¿Hambre Emocional?

 Los seres humanos estamos acostumbrados a la rutina, nuestro cerebro funciona mejor cuando tiene ciertas actividades que debe repetir una y otra vez. Es por esto que al querer iniciar un nuevo plan de hábitos alimenticios, debemos reconocer que conductas en nosotros mismos nos alejan de nuestro objetivo.

emocion

Cuando decidimos hacer un cambio en nuestra dieta, podemos darnos cuenta de conductas que van muy ligadas a nuestra personalidad o forma de ser en ciertos momentos. Que la comida forma parte de nuestras emociones que no veíamos cuando no medíamos porciones y tipo de alimentos. Comer nos daba alegría, nos quitaba estrés y nos tranquilizaba en ciertas situaciones de nuestra vida.

El estrés nos genera obesidad, ya sea por una vida sedentaria o la falta de sueño, haciendo que hormonas de nuestro cuerpo eleven los deseos de ingerir alimentos con alto índice calórico. También es cuando estamos ansiosos o con problemas emocionales, que buscamos alimentos que tienen un elemento que se llama triptófano, un aminoácido que libera serotonina y nos vuelve más felices. En alimentos como el chocolate, el plátano, nueces o yogur.

Es por esto que parte del éxito en un nuevo plan de alimentación, radicará en saber identificar nuestras emociones, respondiendo estas preguntas:

1. ¿Tenemos antojo de comer porque lo necesitamos?

2. ¿Nos sentimos emocionalmente mal?

3. ¿Sentimos tristeza, angustia o estrés por algo que nos esté sucediendo?

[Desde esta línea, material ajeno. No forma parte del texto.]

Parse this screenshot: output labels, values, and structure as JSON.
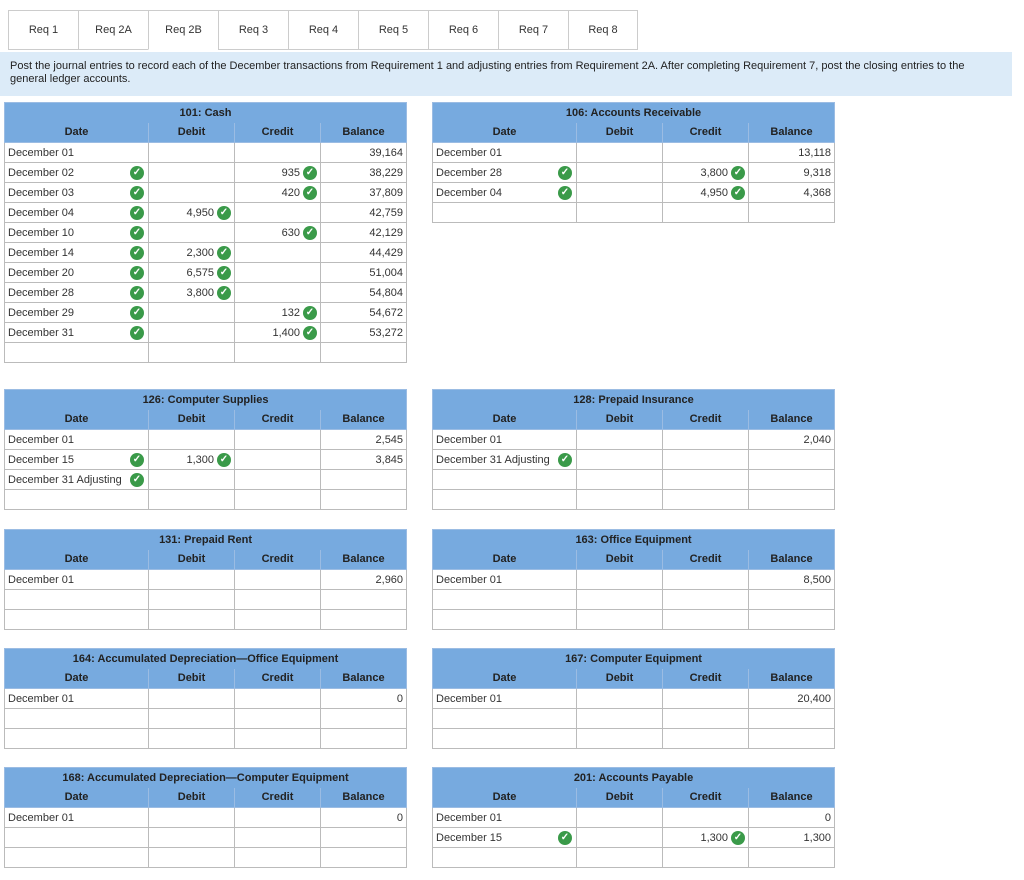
{
  "tabs": [
    "Req 1",
    "Req 2A",
    "Req 2B",
    "Req 3",
    "Req 4",
    "Req 5",
    "Req 6",
    "Req 7",
    "Req 8"
  ],
  "instruction": "Post the journal entries to record each of the December transactions from Requirement 1 and adjusting entries from Requirement 2A. After completing Requirement 7, post the closing entries to the general ledger accounts.",
  "headers": {
    "date": "Date",
    "debit": "Debit",
    "credit": "Credit",
    "balance": "Balance"
  },
  "accounts": [
    {
      "title": "101: Cash",
      "rows": [
        {
          "date": "December 01",
          "debit": "",
          "credit": "",
          "balance": "39,164",
          "check_date": false,
          "check_debit": false,
          "check_credit": false
        },
        {
          "date": "December 02",
          "debit": "",
          "credit": "935",
          "balance": "38,229",
          "check_date": true,
          "check_debit": false,
          "check_credit": true
        },
        {
          "date": "December 03",
          "debit": "",
          "credit": "420",
          "balance": "37,809",
          "check_date": true,
          "check_debit": false,
          "check_credit": true
        },
        {
          "date": "December 04",
          "debit": "4,950",
          "credit": "",
          "balance": "42,759",
          "check_date": true,
          "check_debit": true,
          "check_credit": false
        },
        {
          "date": "December 10",
          "debit": "",
          "credit": "630",
          "balance": "42,129",
          "check_date": true,
          "check_debit": false,
          "check_credit": true
        },
        {
          "date": "December 14",
          "debit": "2,300",
          "credit": "",
          "balance": "44,429",
          "check_date": true,
          "check_debit": true,
          "check_credit": false
        },
        {
          "date": "December 20",
          "debit": "6,575",
          "credit": "",
          "balance": "51,004",
          "check_date": true,
          "check_debit": true,
          "check_credit": false
        },
        {
          "date": "December 28",
          "debit": "3,800",
          "credit": "",
          "balance": "54,804",
          "check_date": true,
          "check_debit": true,
          "check_credit": false
        },
        {
          "date": "December 29",
          "debit": "",
          "credit": "132",
          "balance": "54,672",
          "check_date": true,
          "check_debit": false,
          "check_credit": true
        },
        {
          "date": "December 31",
          "debit": "",
          "credit": "1,400",
          "balance": "53,272",
          "check_date": true,
          "check_debit": false,
          "check_credit": true
        },
        {
          "date": "",
          "debit": "",
          "credit": "",
          "balance": "",
          "check_date": false,
          "check_debit": false,
          "check_credit": false
        }
      ]
    },
    {
      "title": "106: Accounts Receivable",
      "rows": [
        {
          "date": "December 01",
          "debit": "",
          "credit": "",
          "balance": "13,118",
          "check_date": false,
          "check_debit": false,
          "check_credit": false
        },
        {
          "date": "December 28",
          "debit": "",
          "credit": "3,800",
          "balance": "9,318",
          "check_date": true,
          "check_debit": false,
          "check_credit": true
        },
        {
          "date": "December 04",
          "debit": "",
          "credit": "4,950",
          "balance": "4,368",
          "check_date": true,
          "check_debit": false,
          "check_credit": true
        },
        {
          "date": "",
          "debit": "",
          "credit": "",
          "balance": "",
          "check_date": false,
          "check_debit": false,
          "check_credit": false
        }
      ]
    },
    {
      "title": "126: Computer Supplies",
      "rows": [
        {
          "date": "December 01",
          "debit": "",
          "credit": "",
          "balance": "2,545",
          "check_date": false,
          "check_debit": false,
          "check_credit": false
        },
        {
          "date": "December 15",
          "debit": "1,300",
          "credit": "",
          "balance": "3,845",
          "check_date": true,
          "check_debit": true,
          "check_credit": false
        },
        {
          "date": "December 31 Adjusting",
          "debit": "",
          "credit": "",
          "balance": "",
          "check_date": true,
          "check_debit": false,
          "check_credit": false
        },
        {
          "date": "",
          "debit": "",
          "credit": "",
          "balance": "",
          "check_date": false,
          "check_debit": false,
          "check_credit": false
        }
      ]
    },
    {
      "title": "128: Prepaid Insurance",
      "rows": [
        {
          "date": "December 01",
          "debit": "",
          "credit": "",
          "balance": "2,040",
          "check_date": false,
          "check_debit": false,
          "check_credit": false
        },
        {
          "date": "December 31 Adjusting",
          "debit": "",
          "credit": "",
          "balance": "",
          "check_date": true,
          "check_debit": false,
          "check_credit": false
        },
        {
          "date": "",
          "debit": "",
          "credit": "",
          "balance": "",
          "check_date": false,
          "check_debit": false,
          "check_credit": false
        },
        {
          "date": "",
          "debit": "",
          "credit": "",
          "balance": "",
          "check_date": false,
          "check_debit": false,
          "check_credit": false
        }
      ]
    },
    {
      "title": "131: Prepaid Rent",
      "rows": [
        {
          "date": "December 01",
          "debit": "",
          "credit": "",
          "balance": "2,960",
          "check_date": false,
          "check_debit": false,
          "check_credit": false
        },
        {
          "date": "",
          "debit": "",
          "credit": "",
          "balance": "",
          "check_date": false,
          "check_debit": false,
          "check_credit": false
        },
        {
          "date": "",
          "debit": "",
          "credit": "",
          "balance": "",
          "check_date": false,
          "check_debit": false,
          "check_credit": false
        }
      ]
    },
    {
      "title": "163: Office Equipment",
      "rows": [
        {
          "date": "December 01",
          "debit": "",
          "credit": "",
          "balance": "8,500",
          "check_date": false,
          "check_debit": false,
          "check_credit": false
        },
        {
          "date": "",
          "debit": "",
          "credit": "",
          "balance": "",
          "check_date": false,
          "check_debit": false,
          "check_credit": false
        },
        {
          "date": "",
          "debit": "",
          "credit": "",
          "balance": "",
          "check_date": false,
          "check_debit": false,
          "check_credit": false
        }
      ]
    },
    {
      "title": "164: Accumulated Depreciation—Office Equipment",
      "rows": [
        {
          "date": "December 01",
          "debit": "",
          "credit": "",
          "balance": "0",
          "check_date": false,
          "check_debit": false,
          "check_credit": false
        },
        {
          "date": "",
          "debit": "",
          "credit": "",
          "balance": "",
          "check_date": false,
          "check_debit": false,
          "check_credit": false
        },
        {
          "date": "",
          "debit": "",
          "credit": "",
          "balance": "",
          "check_date": false,
          "check_debit": false,
          "check_credit": false
        }
      ]
    },
    {
      "title": "167: Computer Equipment",
      "rows": [
        {
          "date": "December 01",
          "debit": "",
          "credit": "",
          "balance": "20,400",
          "check_date": false,
          "check_debit": false,
          "check_credit": false
        },
        {
          "date": "",
          "debit": "",
          "credit": "",
          "balance": "",
          "check_date": false,
          "check_debit": false,
          "check_credit": false
        },
        {
          "date": "",
          "debit": "",
          "credit": "",
          "balance": "",
          "check_date": false,
          "check_debit": false,
          "check_credit": false
        }
      ]
    },
    {
      "title": "168: Accumulated Depreciation—Computer Equipment",
      "rows": [
        {
          "date": "December 01",
          "debit": "",
          "credit": "",
          "balance": "0",
          "check_date": false,
          "check_debit": false,
          "check_credit": false
        },
        {
          "date": "",
          "debit": "",
          "credit": "",
          "balance": "",
          "check_date": false,
          "check_debit": false,
          "check_credit": false
        },
        {
          "date": "",
          "debit": "",
          "credit": "",
          "balance": "",
          "check_date": false,
          "check_debit": false,
          "check_credit": false
        }
      ]
    },
    {
      "title": "201: Accounts Payable",
      "rows": [
        {
          "date": "December 01",
          "debit": "",
          "credit": "",
          "balance": "0",
          "check_date": false,
          "check_debit": false,
          "check_credit": false
        },
        {
          "date": "December 15",
          "debit": "",
          "credit": "1,300",
          "balance": "1,300",
          "check_date": true,
          "check_debit": false,
          "check_credit": true
        },
        {
          "date": "",
          "debit": "",
          "credit": "",
          "balance": "",
          "check_date": false,
          "check_debit": false,
          "check_credit": false
        }
      ]
    }
  ]
}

4. ¿Estamos enojados u aburridos?

Muchas veces estas emociones que no podemos expresar, reconocer y aceptar, serán el principal obstáculo para lograr cambios en nuestros hábitos. Tal vez durante algún tiempo tengamos grandes resultados al sentirnos motivados, pero si no aprendemos a escucharnos a nosotros mismos, esos momentos de ansiedad nos harán salirnos de nuestro plan.

Debemos aprender a controlar la alimentación emocional, no siempre debemos comer porque estemos cansados, enojados, tristes o alegres, hay que aprender a controlar estas emociones que no siempre dependen de nosotros.

¿Qué podemos hacer?

1. Cambiar la rutina. Buscar nuevas actividades para tus momentos de ansiedad, que te mantengan ocupado y motiven tu creatividad.

2. Establecer nuevos hábitos alimenticios que sean más saludables para ti, como porciones pequeñas de comida durante tus colaciones en el día, que te mantendrán alejado de esos periodos críticos de ansiedad.

3. No te juzgues, reconocer que pasas por estos episodios es parte de conocerte a ti mismo, el cambio está en ti y en los resultados que verás al sentirte mejor.